Condamnation du policier qui a tué Amine Bentounsi d’une balle dans le dos

Après cinq ans de bataille judiciaire, la Cour d’Assises de Bobigny a condamné, ce 10 mars 2017, le policier Damien Saboundjian à 5 ans de prison avec sursis et 5 ans d’interdiction d’usage d’arme. Le 21 avril 2012, il avait tué Amine Bentounsi d’une balle dans le dos. Nous retranscrivons ici le discours prononcé par la sœur, Amal Bentounsi, après l’annonce du délibéré.

Cinq ans. Ça nous a pris cinq ans pour en arriver à cette condamnation, somme toute symbolique. Cinq ans de larmes, parce que la mort d’un fils, d’un petit frère, dans ces circonstances, c’est quelque chose qui ne s’efface pas. Cinq ans de cris, parce qu’il a fallu se faire entendre, par les médias, les politiques et la justice. Il a fallu défoncer le plafond de verre qui, dans ce genre d’affaires, empêche de dépasser le classement en fait divers. Cinq ans de batailles, et de petites victoires aussi, face à cette machine à broyer les familles et les luttes qui se met en route à chaque fois qu’un policier est mis en cause dans une affaire de violences policières. Cinq ans à redire que mon frère, quel que soit son passé, ne méritait pas d’être abattu comme ça, comme un chien, une balle dans le dos, alors qu’il fuyait un policier. Cinq à espérer que justice passe, même si la militante politique que je suis devenue malgré moi, sait pertinemment qu’ils sont très rares les policiers à être condamnés pour ces faits.
Alors oui, la Cour vient de déclarer Damien Saboundjian coupable des faits qui lui étaient reprochés. Et oui, c’est une victoire... en demie-teinte, mais une victoire quand même, tant elle m’a coûté, tant elle nous a coûté. Il ne faut pas être dupe, le peu que nous avons obtenu aujourd’hui est le fruit de notre mobilisation collective. Rien ne nous a été donné. Rien.

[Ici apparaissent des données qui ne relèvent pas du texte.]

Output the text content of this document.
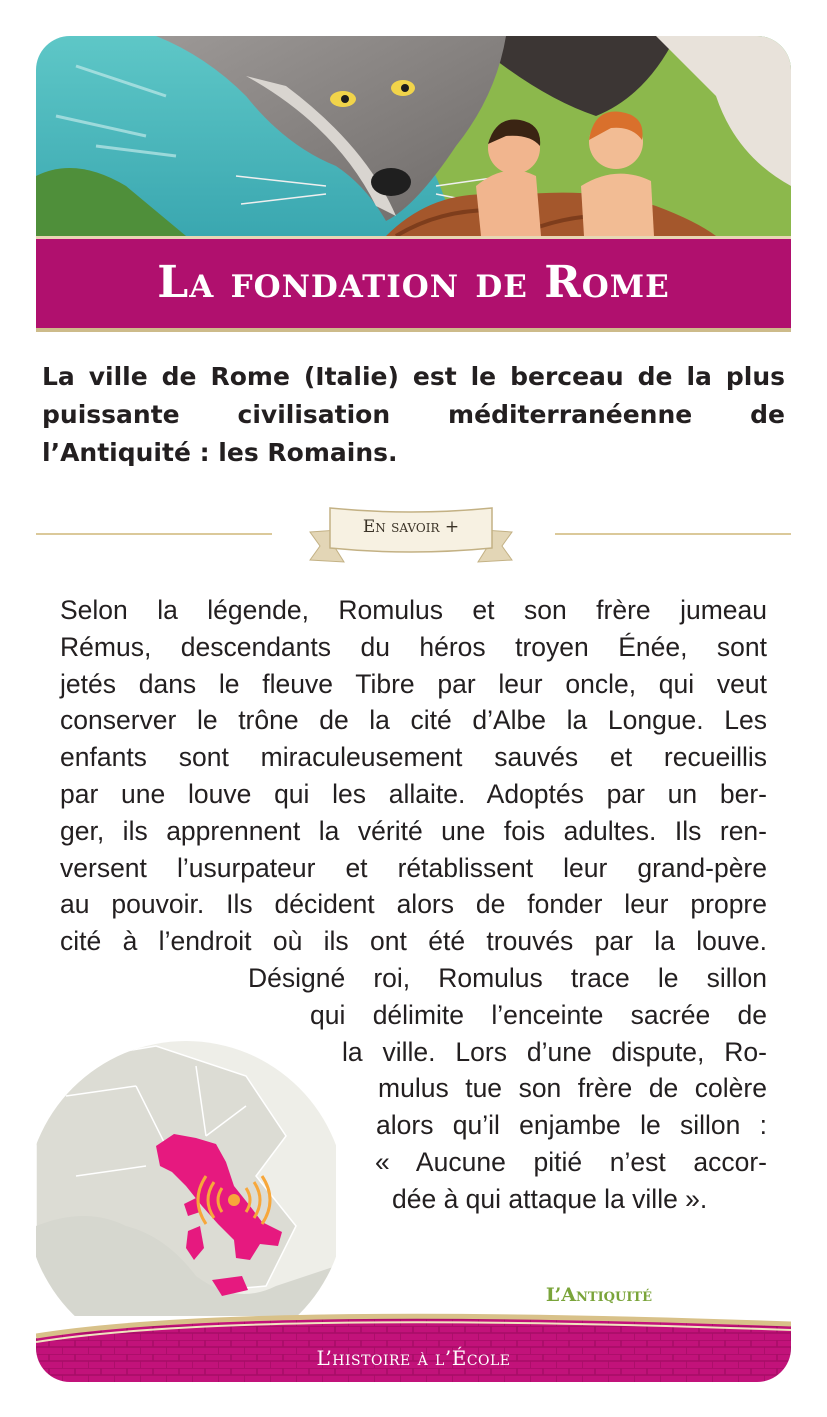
La fondation de Rome

La ville de Rome (Italie) est le berceau de la plus puissante civilisation méditerranéenne de l’Antiquité : les Romains.

En savoir +
Selon la légende, Romulus et son frère jumeau
Rémus, descendants du héros troyen Énée, sont
jetés dans le fleuve Tibre par leur oncle, qui veut
conserver le trône de la cité d’Albe la Longue. Les
enfants sont miraculeusement sauvés et recueillis
par une louve qui les allaite. Adoptés par un ber-
ger, ils apprennent la vérité une fois adultes. Ils ren-
versent l’usurpateur et rétablissent leur grand-père
au pouvoir. Ils décident alors de fonder leur propre
cité à l’endroit où ils ont été trouvés par la louve.
Désigné roi, Romulus trace le sillon
qui délimite l’enceinte sacrée de
la ville. Lors d’une dispute, Ro-
mulus tue son frère de colère
alors qu’il enjambe le sillon :
« Aucune pitié n’est accor-
dée à qui attaque la ville ».
L’Antiquité
L’histoire à l’École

Et cette condamnation, aussi légère soit-elle, on l’a arrachée. Elle est le résultat d’années de luttes de l’immigration et des quartiers populaires, elle est le résultat de notre détermination. De ce point de vue là, c’est une vraie victoire.
Après évidemment, le décalage entre ce qui a été démontré durant ces deux procès en Cour d’assises et la sanction prononcée ne peut qu’interroger et indigner. En effet, il a été très clairement établi que Damien Saboundjian n’était pas en état de légitime défense ce 21 avril 2012. L’avocat général de la Cour d’assises de Bobigny l’avait clairement démontré en 2016. L’avocat général de la Cour d’assises de Paris l’a de nouveau clairement démontré en 2017. Pire, les deux procès ont rendu visible le corporatisme policier primaire, les liens avec le pouvoir et les tentatives de pression sur la justice. Non seulement, les policiers ont menti pour se couvrir mais ils ont surtout été protégés par la hiérarchie et le Ministère de l’Intérieur. On nous traitait de « complotiste » quand on disait cela… maintenant au moins les choses sont claires.
Je sais que beaucoup vont être déçus. Mais il faut aussi prendre la mesure de ce qui vient d’être fait. Ce n’est pas rien de se battre contre des structures aussi puissantes. Il y a une inégalité des forces qui n’est jamais en notre faveur. Donc ça, ce n’est pas rien.
Il faut le prendre comme une invitation, une obligation, à continuer le combat.
Il y a une culture de l’impunité policière dans ce pays qu’il va falloir régler avant que les choses ne dégénèrent davantage. Ça fait des années que j’alerte aussi sur le danger des lois sécuritaires, et en particulier du permis de tuer qu’on accorde aux forces de l’ordre. La loi sécurité qui vient d’être promulguée en mars 2017, et qui assouplit les règles d’usage d’armes pour les forces de l’ordre et les règles de la légitime défense, est très très dangereuse. L’ironie c’est qu’elle a été pensée pour contenter les policiers juste après la mise en examen de celui qui a tué mon frère en 2012. Si nous ne sommes pas vigilants, si nous ne nous mobilisons pas, elle arrachera à la vie d’autres petits frères, fils, pères, maris et amis.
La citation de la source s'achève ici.